Three-hop join (`fact_services → dim_nl_train_stations → dim_nl_municipalities → dim_nl_provinces`):

```json theme={null}
query({"metrics": ["service_count"], "dimensions": ["province_name"]})
```

A `ratio`-kind metric; ratio/weighted\_avg metrics compile to a CTE per component and must be queried alone (no other metrics or dimensions in the same call):

```json theme={null}
query({"metrics": ["cancelled_arrival_rate"]})
→ {"result": {"columns": [{"name": "cancelled_arrival_rate", "type": "float"}], "rows": [[0.0883]]}}
```

## The dbt connector: a definition connector with no database

Wired into `canonic.yaml` with no credentials at all:

```yaml theme={null}
connections:
  - id: railway_dbt
    type: dbt
    params:
      manifest_path: dbt/manifest.json
```

```bash theme={null}
canonic ingest --connection railway_dbt --dry-run
```

Upstream's dbt project has no MetricFlow semantic-model/metric blocks (it's a dbt-duckdb engineering post, not a semantics one), so the manifest contributes `RelationSchema` + model evidence; descriptions, grain, FK-derived joins; rather than measure/dimension evidence. The real measures live in the hand-authored `semantics/railway_duckdb/*.yaml`. Modeling-tier evidence from dbt still outranks live DuckDB introspection wherever the two overlap.
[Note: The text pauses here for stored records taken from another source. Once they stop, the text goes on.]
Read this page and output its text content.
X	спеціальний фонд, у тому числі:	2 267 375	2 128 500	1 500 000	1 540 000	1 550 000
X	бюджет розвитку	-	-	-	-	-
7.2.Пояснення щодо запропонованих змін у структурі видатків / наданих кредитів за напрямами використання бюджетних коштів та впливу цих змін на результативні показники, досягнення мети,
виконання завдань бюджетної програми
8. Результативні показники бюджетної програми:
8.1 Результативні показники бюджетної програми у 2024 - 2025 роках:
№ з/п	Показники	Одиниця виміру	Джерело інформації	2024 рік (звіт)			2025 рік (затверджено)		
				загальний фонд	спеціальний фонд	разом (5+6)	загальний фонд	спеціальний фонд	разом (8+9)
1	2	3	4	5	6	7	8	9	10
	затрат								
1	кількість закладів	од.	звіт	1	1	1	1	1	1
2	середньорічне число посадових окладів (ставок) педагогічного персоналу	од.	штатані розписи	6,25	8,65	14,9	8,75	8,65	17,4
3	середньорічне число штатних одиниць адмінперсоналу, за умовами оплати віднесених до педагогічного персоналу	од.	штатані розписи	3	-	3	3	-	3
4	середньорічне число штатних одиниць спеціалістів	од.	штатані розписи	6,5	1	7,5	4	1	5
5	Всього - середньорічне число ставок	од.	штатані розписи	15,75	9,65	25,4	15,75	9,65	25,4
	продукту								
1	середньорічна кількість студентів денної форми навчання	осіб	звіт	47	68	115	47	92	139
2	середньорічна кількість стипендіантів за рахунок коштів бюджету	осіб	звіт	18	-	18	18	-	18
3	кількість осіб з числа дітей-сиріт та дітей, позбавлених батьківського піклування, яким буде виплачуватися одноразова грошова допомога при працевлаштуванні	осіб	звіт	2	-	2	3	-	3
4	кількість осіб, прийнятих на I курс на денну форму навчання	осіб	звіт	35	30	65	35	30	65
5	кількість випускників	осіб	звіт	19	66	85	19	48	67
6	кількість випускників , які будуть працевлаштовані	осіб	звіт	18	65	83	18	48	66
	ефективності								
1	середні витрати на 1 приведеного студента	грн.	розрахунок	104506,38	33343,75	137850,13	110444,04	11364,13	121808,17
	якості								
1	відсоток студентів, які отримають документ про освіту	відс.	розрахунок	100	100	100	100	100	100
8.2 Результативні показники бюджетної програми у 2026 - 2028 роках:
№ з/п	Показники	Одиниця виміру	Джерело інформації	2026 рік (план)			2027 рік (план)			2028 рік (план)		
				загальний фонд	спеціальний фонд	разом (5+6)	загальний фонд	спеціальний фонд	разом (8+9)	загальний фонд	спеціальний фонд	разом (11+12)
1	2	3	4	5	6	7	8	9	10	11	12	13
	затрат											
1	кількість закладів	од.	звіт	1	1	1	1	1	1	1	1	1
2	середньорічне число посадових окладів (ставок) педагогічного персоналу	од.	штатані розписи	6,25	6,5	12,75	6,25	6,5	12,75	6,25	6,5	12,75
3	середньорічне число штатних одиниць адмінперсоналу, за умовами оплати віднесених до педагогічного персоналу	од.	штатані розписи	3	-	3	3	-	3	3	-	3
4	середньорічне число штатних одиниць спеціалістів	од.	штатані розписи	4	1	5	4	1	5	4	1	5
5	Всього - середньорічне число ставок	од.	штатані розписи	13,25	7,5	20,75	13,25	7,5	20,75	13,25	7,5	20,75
## What got adapted from upstream

Two build-time fixups make the upstream project (which relies on DuckDB's `spatial` extension and Postgres cross-database attach) work as a pure, offline canonic example:

1. **Geometry → WKT text**: canonic has no geometry type, and the joins already live in surrogate keys, so polygon/point geometry becomes plain WKT text at build time; a centroid point for the two polygon dimensions, the exact point for stations.
2. **dbt manifest relation names**: dbt-duckdb's compiled manifest tags every model with a `database: <catalog>` field, but canonic's DuckDB connector introspects relations without a catalog prefix. The build nulls `database` on every model node so the two tiers reconcile correctly.